While studying these tales, they would compare and contrast the classic versions of the tales (for example, Cinderella, Snow White, Sleeping Beauty, and the Little Mermaid) with the Disney film versions in a variety of “lenses,” or angles of study.
The fairy tales were analyzed in a variety of angles including Freudian, literary, historical, feminist, biblical and Marxist, Yee said.
“By comparing and contrasting classic European fairy tales to modern tales, such as Disney classics, I learned about longevity of storytelling and the emergence and change of fairy tales in popular culture,” said Sylvana Fernandez, a senior double-majoring in advertising/public relations and film.
“There are so many complex layers to these stories that people assume are simple since they tend to be read to children, but all my reading and research on the tales led to a lot of discoveries and changed my perspective on their value and significance,” Fernandez said.
In the class, students were given a variety of reading and writing assignments where they were asked to review literary articles and interpret the tales by writing theses of agreement or disagreement on their context or content.
Additionally, with most assignments done in groups, students looked at different authors of the same tale, and were asked to write their own fairy tales with the same style of each particular author.
“My friends would laugh and pass it off as an ‘easy’ class, but it's probably been one of the most challenging, intense and interesting courses I've taken,” Fernandez said.
For Lauren Fielding, a junior majoring in event management in the Rosen College of Hospitality Management, the course was like a “cultural gem” to her passion for storytelling and culture.
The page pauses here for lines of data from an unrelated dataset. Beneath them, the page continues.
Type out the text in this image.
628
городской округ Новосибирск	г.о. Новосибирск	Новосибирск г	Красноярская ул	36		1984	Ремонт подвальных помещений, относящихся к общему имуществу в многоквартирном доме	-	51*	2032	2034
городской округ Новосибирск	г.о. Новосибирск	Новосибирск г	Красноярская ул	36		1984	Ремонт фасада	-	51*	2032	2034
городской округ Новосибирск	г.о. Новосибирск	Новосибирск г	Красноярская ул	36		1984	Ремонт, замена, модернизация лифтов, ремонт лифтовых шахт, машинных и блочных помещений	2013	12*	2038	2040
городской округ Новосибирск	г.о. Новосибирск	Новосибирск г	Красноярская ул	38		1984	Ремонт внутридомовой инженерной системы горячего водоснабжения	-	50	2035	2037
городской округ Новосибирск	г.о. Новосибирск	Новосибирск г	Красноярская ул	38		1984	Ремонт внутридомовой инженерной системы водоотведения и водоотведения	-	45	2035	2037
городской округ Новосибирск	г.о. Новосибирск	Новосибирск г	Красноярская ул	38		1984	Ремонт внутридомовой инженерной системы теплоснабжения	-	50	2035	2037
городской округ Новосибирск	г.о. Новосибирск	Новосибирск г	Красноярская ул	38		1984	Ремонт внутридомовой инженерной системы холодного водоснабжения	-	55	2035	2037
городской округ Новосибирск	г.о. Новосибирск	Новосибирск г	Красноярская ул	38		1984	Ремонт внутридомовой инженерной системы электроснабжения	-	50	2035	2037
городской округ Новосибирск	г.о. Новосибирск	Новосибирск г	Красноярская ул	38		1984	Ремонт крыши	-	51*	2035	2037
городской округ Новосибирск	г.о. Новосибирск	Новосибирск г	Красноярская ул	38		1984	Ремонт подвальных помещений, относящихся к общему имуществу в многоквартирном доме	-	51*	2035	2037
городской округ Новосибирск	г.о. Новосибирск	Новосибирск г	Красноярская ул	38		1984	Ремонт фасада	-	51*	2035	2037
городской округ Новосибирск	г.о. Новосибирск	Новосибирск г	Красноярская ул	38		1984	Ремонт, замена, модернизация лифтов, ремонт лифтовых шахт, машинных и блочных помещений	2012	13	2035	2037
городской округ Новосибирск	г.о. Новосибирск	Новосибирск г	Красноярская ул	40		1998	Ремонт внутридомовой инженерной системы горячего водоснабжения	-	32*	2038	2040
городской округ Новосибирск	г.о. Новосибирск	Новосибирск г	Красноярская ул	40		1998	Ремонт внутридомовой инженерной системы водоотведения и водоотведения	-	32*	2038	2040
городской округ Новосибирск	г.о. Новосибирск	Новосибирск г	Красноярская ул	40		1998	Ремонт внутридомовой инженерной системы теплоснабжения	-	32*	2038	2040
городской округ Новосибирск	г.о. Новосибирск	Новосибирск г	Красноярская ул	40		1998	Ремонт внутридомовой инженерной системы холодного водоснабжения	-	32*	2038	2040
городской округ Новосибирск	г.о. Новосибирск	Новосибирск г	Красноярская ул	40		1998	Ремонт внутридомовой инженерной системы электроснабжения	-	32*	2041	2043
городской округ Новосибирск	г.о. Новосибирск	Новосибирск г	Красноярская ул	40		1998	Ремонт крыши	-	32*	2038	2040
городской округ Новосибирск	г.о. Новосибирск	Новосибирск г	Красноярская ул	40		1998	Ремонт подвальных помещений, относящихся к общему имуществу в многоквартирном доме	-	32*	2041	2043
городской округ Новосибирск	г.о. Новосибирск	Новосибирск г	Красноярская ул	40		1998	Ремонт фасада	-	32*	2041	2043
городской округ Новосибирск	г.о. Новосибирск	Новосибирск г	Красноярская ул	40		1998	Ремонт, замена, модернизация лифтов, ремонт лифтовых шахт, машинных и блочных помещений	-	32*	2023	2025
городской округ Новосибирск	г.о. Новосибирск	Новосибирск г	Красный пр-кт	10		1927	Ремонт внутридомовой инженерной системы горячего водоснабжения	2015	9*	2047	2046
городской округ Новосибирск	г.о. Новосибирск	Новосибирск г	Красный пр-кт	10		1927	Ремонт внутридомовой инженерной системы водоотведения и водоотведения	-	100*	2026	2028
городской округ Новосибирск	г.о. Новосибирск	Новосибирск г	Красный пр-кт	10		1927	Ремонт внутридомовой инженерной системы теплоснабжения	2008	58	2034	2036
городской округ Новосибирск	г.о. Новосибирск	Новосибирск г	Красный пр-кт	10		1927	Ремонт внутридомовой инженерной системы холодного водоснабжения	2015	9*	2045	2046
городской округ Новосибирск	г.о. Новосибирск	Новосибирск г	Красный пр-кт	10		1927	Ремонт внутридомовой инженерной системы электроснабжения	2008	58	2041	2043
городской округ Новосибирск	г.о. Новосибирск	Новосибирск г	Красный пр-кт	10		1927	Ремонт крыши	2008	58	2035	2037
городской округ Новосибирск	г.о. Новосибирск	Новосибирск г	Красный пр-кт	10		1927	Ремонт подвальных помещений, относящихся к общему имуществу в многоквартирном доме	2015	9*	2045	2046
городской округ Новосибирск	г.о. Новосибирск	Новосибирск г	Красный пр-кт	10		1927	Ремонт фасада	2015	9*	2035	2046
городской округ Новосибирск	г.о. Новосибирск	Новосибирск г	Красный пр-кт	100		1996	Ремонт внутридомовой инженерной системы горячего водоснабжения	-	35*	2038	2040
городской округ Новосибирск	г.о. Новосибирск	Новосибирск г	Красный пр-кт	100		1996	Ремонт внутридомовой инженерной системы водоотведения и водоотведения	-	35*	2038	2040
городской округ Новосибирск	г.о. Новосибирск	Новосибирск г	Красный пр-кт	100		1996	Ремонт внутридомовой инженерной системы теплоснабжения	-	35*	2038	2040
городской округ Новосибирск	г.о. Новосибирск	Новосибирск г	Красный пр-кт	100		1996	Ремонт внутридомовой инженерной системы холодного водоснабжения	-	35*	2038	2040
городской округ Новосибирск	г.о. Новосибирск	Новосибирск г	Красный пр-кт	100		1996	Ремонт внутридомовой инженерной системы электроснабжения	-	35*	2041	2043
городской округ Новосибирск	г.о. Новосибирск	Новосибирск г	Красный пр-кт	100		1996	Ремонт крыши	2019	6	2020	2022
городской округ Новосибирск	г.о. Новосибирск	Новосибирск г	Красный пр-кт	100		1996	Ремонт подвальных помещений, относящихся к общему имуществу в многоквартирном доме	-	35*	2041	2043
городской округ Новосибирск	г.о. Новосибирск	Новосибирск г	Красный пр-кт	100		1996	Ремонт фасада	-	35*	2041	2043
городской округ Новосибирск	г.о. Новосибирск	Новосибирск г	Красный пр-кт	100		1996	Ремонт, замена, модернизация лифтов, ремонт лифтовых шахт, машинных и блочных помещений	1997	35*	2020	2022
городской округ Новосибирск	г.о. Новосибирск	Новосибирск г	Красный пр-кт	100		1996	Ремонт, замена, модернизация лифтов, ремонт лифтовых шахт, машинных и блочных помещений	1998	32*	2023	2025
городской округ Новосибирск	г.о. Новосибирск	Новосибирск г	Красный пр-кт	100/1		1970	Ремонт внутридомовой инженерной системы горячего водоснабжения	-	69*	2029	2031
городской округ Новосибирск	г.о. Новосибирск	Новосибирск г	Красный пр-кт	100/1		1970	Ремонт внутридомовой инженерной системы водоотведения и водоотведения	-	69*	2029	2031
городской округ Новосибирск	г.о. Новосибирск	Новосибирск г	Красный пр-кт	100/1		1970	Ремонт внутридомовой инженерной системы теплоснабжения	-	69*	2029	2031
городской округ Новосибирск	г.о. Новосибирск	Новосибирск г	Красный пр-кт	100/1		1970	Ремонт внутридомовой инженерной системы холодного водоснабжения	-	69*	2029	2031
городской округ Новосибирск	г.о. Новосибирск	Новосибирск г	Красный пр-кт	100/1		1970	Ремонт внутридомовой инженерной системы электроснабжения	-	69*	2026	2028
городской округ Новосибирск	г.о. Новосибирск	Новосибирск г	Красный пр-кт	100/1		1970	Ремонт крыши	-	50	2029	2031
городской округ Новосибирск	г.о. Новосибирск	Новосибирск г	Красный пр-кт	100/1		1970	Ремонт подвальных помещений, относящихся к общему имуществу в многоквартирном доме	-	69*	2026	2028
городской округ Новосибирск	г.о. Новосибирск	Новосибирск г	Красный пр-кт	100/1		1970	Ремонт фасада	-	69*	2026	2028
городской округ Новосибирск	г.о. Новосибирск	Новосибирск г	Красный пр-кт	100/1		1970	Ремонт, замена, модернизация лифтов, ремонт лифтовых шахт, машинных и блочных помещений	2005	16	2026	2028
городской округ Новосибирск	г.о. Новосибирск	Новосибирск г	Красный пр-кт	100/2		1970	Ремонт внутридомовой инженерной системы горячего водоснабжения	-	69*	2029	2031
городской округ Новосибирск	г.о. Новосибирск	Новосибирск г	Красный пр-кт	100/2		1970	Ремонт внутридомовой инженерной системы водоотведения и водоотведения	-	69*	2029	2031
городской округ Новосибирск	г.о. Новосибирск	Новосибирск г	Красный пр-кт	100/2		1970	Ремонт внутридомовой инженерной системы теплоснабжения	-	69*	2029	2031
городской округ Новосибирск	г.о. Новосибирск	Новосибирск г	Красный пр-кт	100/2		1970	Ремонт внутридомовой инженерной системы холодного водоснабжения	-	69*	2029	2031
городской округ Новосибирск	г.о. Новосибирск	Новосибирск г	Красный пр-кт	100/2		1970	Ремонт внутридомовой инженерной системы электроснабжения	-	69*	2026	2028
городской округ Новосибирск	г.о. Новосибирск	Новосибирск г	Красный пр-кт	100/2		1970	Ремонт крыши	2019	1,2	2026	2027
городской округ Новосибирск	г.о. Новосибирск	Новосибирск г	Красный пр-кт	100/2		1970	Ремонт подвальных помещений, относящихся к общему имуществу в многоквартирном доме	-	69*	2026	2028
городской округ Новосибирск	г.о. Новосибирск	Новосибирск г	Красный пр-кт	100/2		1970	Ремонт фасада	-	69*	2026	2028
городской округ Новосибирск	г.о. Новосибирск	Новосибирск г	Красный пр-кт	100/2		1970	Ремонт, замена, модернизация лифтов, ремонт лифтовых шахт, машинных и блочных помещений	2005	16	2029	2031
“They [fairy tales] come to us through centuries of re-tellings, and they change a little with each culture, so they provide us with a more personal understanding of their historic origins,” Fielding said. “The class encouraged us to analyze everything through many lenses. The sense of meaning, culture, and history that I walked away with is invaluable.”
Fielding said that something unexpected she found about the course was that many fairy tales were not based on fantasy, but on life lessons and morals to keep children ethical.
“Many fairy tales were told by peasants as moral lessons with very practical messages,” Fielding said. “They weren't escapist stories that encouraged children to reach for their dreams. The dream that ‘Your wish will come true’ is what we think of today, but back then, the moral was ‘You can't count on anyone but yourself, and you need a lot of luck to make it.’”
She said that her view of fairy tales has changed by not seeing them as fantasy stories, but as realities with practical messages for some cultures.
“Fairy tales are ‘Pull yourself up by your boot straps,’ not, ‘Anyone can be a princess,’” Fielding said.
Yee said he hopes the course continues to update itself with more multimedia elements beyond just films. He said he wants the interdisciplinary course to expand beyond psychological interpretations to more cultural studies.
UCF’s close proximity to Disney has not influenced why the course is being taught, Yee said. He said the course is also taught on campuses in Iowa, Minnesota and California.